Commandline arguments

--dropseq			Use barcode / umi positions from Macosko et al.
--10xgenomics		Use barcodes / umi coordinates from 10xGenomics version2 chemistry
--barcodes			Fastq.gz file from bead barcodes (Reads 1 for dropseq, reads 1 for 10xGenomics)
--reads				Fastq.gz file from RNA-seq / 3' sequence tags (Reads 2 for dropseq, reads 2 for 10xGenomics)
--umis				UMIs file. (Index I1 file, only required for 10xGenomics )
--output_dir		Directory where output files are written
--kmer_size			Size of k-mer to use for building the barcode graph
--depth				Search depth at each node [Default: 4]
--breadth			Search breadth through the graph [Default: 1000]
--threads			Number of threads to use [Default: 1]

Optional arguments

--kallisto_idx		Path to pre-computed kallisto index.
							If this is provided the script will quantify single-cell expression profiles using kallisto
--barcode_start	First position of cell barcode within read in --barcode file.
							Not needed if --dropseq or --10xgenomics arguments are provided
--barcode_end		Last position of cell barcode within read in --barcode file.
							Not needed if --dropseq or --10xgenomics arguments are provided
--umi_start			First position of unique molecule ID within read in --barcode file.
							Not needed if --dropseq or --10xgenomics arguments are provided
--umi_end			Last position of unique molecule ID within read in --barcode file.
							Not needed if --dropseq or --10xgenomics arguments are provided

Note about barcode and UMI position indexing Barcode and UMI positions within a read follow the same indexing convension as python strings. For example, the string BARCODEUMI would have coordinates:

barcode_start		0
barcode_end			7
umi_start			7
umi_end				10

This follows from the following python snippet:

>>> seq = 'BARCODEUMI'
>>> seq[0:7]
'BARCODE'
>>> seq[7:10]
'UMI'

Use example

1 million reads from from Macosko 2015

This tutorial will run this software on an example dataset from Macosko et al (SRR1873277). According to the authors' software we expect ~570 single cells from this dataset. To speed things up we only use the first 1 million reads in the file (rather than ~400 million).Note that if you are not using kallisto to quantify expression levels, omit the --kallisto_idx option.

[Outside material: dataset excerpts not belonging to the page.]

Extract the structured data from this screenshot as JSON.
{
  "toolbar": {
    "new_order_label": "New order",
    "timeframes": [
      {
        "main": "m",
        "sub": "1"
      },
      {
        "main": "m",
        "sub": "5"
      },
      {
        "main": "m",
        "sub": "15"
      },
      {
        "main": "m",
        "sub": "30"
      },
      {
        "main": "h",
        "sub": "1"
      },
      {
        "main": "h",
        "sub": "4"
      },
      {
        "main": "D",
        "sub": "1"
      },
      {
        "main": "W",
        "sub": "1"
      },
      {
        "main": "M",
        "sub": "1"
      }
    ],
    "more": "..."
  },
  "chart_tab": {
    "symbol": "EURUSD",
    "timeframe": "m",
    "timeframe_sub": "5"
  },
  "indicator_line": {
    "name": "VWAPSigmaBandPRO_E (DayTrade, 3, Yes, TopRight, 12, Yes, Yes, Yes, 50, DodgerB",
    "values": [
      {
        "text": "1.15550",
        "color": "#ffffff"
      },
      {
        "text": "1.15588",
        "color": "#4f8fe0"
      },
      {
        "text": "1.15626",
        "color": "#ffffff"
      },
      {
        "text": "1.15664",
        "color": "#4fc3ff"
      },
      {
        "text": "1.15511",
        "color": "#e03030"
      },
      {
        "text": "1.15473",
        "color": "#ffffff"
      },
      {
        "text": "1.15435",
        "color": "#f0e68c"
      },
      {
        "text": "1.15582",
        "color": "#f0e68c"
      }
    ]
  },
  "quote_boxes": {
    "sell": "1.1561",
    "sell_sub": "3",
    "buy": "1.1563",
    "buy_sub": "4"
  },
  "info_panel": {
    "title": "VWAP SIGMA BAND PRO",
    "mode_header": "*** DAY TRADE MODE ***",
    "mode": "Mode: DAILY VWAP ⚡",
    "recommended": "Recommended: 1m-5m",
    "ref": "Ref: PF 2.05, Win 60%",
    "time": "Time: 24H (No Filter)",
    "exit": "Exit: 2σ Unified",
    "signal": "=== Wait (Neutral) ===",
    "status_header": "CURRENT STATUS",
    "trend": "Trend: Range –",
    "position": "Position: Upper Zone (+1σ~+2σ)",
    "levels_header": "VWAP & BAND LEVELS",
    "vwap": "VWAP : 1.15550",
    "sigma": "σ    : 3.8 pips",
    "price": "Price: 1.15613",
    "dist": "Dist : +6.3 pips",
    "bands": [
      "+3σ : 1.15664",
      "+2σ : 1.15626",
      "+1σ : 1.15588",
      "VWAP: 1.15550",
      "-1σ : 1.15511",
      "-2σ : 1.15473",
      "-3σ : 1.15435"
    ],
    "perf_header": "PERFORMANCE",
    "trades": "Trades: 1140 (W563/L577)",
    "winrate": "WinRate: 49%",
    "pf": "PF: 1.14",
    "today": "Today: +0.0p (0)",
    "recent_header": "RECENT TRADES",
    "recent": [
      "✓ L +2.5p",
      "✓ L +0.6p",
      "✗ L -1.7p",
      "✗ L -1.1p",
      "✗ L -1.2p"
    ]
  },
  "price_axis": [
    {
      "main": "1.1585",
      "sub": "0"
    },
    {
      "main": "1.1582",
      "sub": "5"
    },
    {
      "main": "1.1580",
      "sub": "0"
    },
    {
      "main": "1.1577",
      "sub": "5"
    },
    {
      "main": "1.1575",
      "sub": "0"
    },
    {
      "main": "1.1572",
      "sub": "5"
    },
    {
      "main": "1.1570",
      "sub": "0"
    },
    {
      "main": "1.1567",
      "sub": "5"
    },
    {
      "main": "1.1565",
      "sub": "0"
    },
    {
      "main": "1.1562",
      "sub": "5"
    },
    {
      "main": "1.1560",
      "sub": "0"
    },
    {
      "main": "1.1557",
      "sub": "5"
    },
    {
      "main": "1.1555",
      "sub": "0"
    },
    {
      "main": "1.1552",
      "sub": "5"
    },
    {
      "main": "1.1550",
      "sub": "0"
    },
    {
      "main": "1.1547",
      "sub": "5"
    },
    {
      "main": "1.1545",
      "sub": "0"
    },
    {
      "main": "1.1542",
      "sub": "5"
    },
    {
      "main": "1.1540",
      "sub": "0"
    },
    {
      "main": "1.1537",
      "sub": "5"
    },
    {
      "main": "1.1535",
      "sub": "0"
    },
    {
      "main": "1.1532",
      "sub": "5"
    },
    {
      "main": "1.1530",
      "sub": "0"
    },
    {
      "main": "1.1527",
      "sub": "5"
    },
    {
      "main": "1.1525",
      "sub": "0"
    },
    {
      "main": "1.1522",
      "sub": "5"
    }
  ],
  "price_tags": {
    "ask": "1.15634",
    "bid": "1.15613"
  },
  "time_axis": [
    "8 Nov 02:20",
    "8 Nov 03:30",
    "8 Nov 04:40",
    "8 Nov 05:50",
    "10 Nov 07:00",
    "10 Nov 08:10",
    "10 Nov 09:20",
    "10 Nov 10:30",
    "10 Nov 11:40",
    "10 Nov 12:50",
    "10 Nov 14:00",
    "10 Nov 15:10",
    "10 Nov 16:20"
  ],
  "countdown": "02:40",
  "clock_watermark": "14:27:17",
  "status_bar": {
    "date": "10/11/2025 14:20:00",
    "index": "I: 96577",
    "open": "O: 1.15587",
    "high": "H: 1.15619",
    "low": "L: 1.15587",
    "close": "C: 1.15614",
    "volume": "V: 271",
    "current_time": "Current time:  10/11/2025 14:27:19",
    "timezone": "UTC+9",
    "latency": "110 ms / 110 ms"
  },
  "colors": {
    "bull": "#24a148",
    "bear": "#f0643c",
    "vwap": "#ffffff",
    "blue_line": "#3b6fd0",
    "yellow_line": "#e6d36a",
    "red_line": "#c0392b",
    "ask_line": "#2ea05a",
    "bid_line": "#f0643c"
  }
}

This command will run a complete singe-cell RNA-seq analysis, going from raw, un-split reads to single-cell expression profiles. Note that the human / mouse transcriptome fasta can be found at http://bio.math.berkeley.edu/kallisto/transcriptomes/. Build a kallisto index following instrutuions https://pachterlab.github.io/kallisto/starting

python3 -m sircel \
	--threads 32 \
	--dropseq \
	--output_dir example \
	--reads example/SRR1873277_1m_r2.fastq.gz \
	--barcodes example/SRR1873277_1m_r1.fastq.gz \
	--kallisto_idx kallisto_idx/hgmm_kallisto.idx

The following output files will be produced in the example/ directory:

	all_paths.txt
		Tab-delimited file containing all circular paths (putative barcodes) found in the graph 
	merged_paths.txt
		Tab-delimited file containing circular paths after Hamming correction	
	paths_plotted.pdf
		Plots / histograms of circular path weights
	fits.txt
		Tab-delimited file containing Gaussian fits for plots above
	kallisto/
		Folder containing kallisto and TCC output files
		See Pachterlab scRNA-seq TCC pipeline for more:
			https://github.com/pachterlab/scRNA-Seq-TCC-prep
	reads_split/
		Folder containing fastq.gz files split by read.
		Also contains umi.txt and batch.txt files for kalisto single-cell
	run_log.txt
	run_outputs.json

The outputs from this command can be visualized with an included ipython notebook. Simply point the notebook to the appropriate run output file [codeblock 3] to re-compute the plots.